PATIENT AND METHODS: 147 patients with abdominal lymphadenopathy on imaging in whom EUS-FNA was performed with a 22-gauge needle. Performance characteristics of EUS-FNA including the sensitivity, specificity, positive predictive value (PPV), negative predictive value (NPV) and accuracy were compared between the 2 groups.

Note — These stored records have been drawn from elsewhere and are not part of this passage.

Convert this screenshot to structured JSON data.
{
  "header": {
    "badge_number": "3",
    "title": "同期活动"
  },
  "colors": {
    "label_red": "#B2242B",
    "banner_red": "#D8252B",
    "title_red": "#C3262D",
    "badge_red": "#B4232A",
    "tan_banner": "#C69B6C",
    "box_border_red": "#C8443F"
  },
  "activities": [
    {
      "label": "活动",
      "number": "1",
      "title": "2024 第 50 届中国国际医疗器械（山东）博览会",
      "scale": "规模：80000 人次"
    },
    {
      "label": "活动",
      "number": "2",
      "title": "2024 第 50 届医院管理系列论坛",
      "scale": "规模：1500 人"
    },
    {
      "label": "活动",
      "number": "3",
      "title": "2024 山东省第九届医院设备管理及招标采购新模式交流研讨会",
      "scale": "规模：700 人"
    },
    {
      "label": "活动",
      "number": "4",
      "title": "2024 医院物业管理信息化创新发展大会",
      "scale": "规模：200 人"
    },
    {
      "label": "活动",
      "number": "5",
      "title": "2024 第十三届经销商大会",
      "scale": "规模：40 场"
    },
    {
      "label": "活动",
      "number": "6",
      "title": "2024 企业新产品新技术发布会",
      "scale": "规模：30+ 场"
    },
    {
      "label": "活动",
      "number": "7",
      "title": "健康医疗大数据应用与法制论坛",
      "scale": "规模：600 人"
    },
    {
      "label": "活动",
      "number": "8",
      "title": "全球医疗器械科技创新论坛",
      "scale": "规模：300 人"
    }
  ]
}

RESULTS: AThe location of the enlarged lymph nodes was the celiac axis (8.2%), peri-gastric (34%), peri-pancreatic (25.2%), peri-portal (27.9%), and other intra-abdominal locations (4.8%). The median number of EUS-FNA passes was 5. The final diagnosis were lymphoma in (n=27), metastatic adenocarcinoma (n=44) patients, other miscellaneous malignancies (n=22) and benign disease (n=54). The sensitivity, specificity, and accuracy of EUS-FNA were 89.7, 98.3, and 93.5% respectively. A false positive FNA result was present in only 1 case (0.7%); false negative FNA results were present in eight cases (5.8%). Lymph node morphologic features of roundness, echogenicity, and homogeneity on EUS were not a predictor of lymph node malignancy.

CONCLUSION: In a retrospective cohort trial, EUS-FNA was found to be highly accurate and safe in diagnosing patients with intra-abdominal lymphadenopathy of unknown etiology.